(c) “ERISA” means the Employee Retirement Income Security Act of 1974, as amended from time to time.
(d) “Expenses” means all reasonable direct and indirect costs, fees and expenses of any type or nature whatsoever and shall specifically include, without limitation, all reasonable attorneys’ fees, retainers, court costs, transcript costs, fees and costs of experts and other professionals, witness fees, travel expenses, duplicating costs, printing and binding costs, telephone charges, postage, delivery service fees, and all other disbursements or expenses of the types customarily incurred in connection with prosecuting, defending, preparing to prosecute or defend, investigating, participating, or being or preparing to be a witness in, or otherwise participating in, a Proceeding, or responding to, or objecting to, a request to provide discovery in any Proceeding. Expenses also shall include Expenses incurred in connection with any appeal resulting from any Proceeding, including without limitation the premium, security for, and other costs relating to any cost bond, supersedeas bond, or other appeal bond or its equivalent, and any federal, state, local or foreign taxes imposed on a person as a result of the actual or deemed receipt of any payments under this Article VII, as well as all reasonable attorneys’ fees and all other expenses incurred by or on behalf of the Indemnitee in connection with preparing and submitting any requests or statements for indemnification, advancement, contribution or any other right provided by this Article VII. Expenses, however, shall not include amounts paid in settlement by the Indemnitee or the amount of judgments or fines against the Indemnitee.

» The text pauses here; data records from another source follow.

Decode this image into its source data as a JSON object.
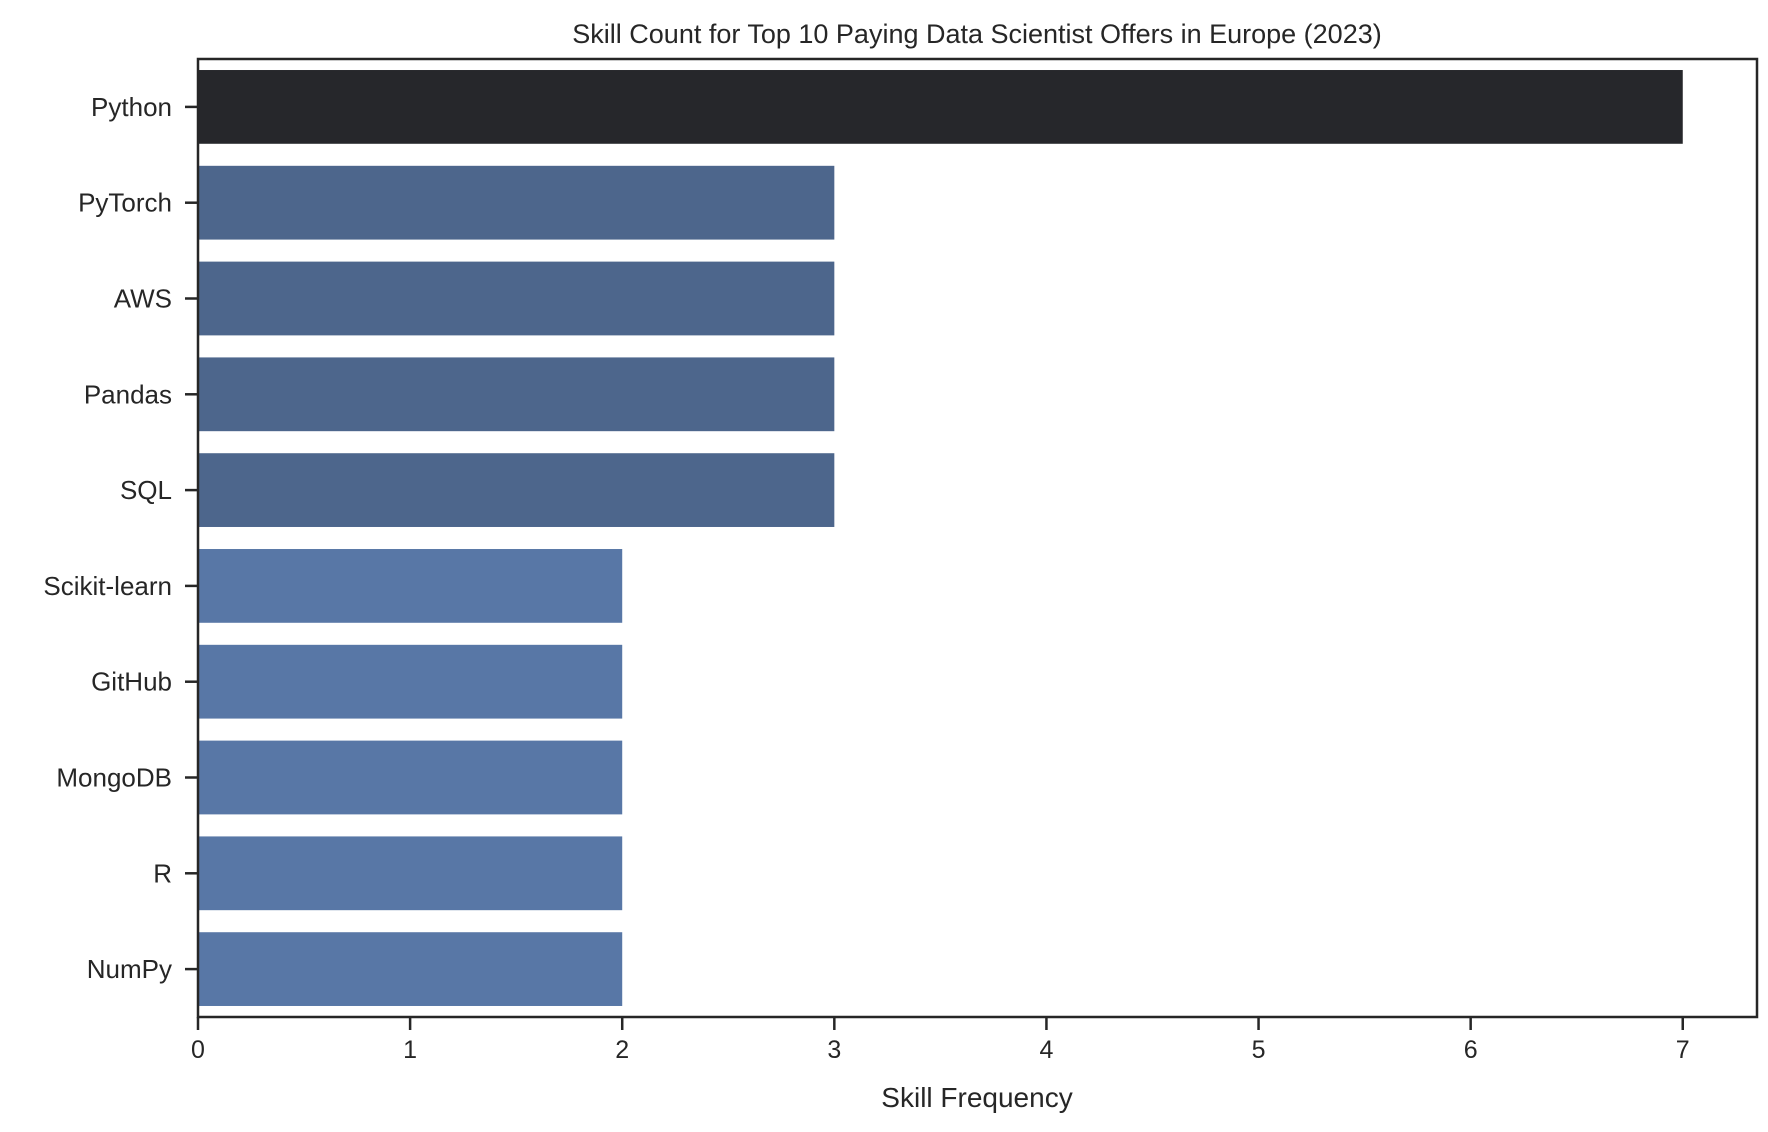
{
  "chart_data": {
    "type": "bar",
    "orientation": "horizontal",
    "title": "Skill Count for Top 10 Paying Data Scientist Offers in Europe (2023)",
    "xlabel": "Skill Frequency",
    "ylabel": "",
    "categories": [
      "Python",
      "PyTorch",
      "AWS",
      "Pandas",
      "SQL",
      "Scikit-learn",
      "GitHub",
      "MongoDB",
      "R",
      "NumPy"
    ],
    "values": [
      7,
      3,
      3,
      3,
      3,
      2,
      2,
      2,
      2,
      2
    ],
    "xlim": [
      0,
      7.35
    ],
    "xticks": [
      0,
      1,
      2,
      3,
      4,
      5,
      6,
      7
    ],
    "grid": false,
    "legend": "none",
    "colors": {
      "7": "#26272b",
      "3": "#4d668c",
      "2": "#5877a6"
    }
  }
}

(e) “Fullest Extent Permitted By Applicable Law” includes, but is not limited to: (i) to the fullest extent permitted by the applicable provision of the DGCL, or the corresponding provision of any amendment to or replacement of the DGCL, and (ii) to the fullest extent authorized or permitted by any amendments to or replacements of the DGCL adopted hereafter that increase the extent to which a corporation may indemnify its directors and officers.
(f) “Indemnitee” means a person entitled to be indemnified by the Corporation pursuant to Article VII of these Bylaws.
(g) “Indemnification Agreement” means any agreement between the Corporation and an Indemnitee providing Indemnitee with rights to indemnification and advancement of expenses incurred in defending any Proceeding brought against the Indemnitee by virtue of Indemnitee’s Corporate Status, whether now existing or hereafter entered into.
(h) “Losses” means all liabilities, judgments, fines, penalties, costs, losses, excise taxes or penalties under ERISA, amounts paid in settlement (including all interest assessments and other charges paid or payable in connection with or in respect of such liabilities, losses, judgements, fines, excise taxes, penalties and costs) and other amounts that the Indemnitee reasonably incurs and that result from, arise in connection with or are by reason of the Indemnitee’s Corporate Status.
(i) any references to the “Corporation” shall include, in addition to the resulting corporation, any constituent corporation (including any constituent of a constituent) absorbed in a consolidation or merger which, if its separate existence had continued, would have had power and authority to indemnify its directors, officers and employees or agents, so that any Indemnitee shall stand in the same position under this Article VII with respect to the resulting or surviving corporation as they would have with respect to such constituent corporation if its separate existence had continued.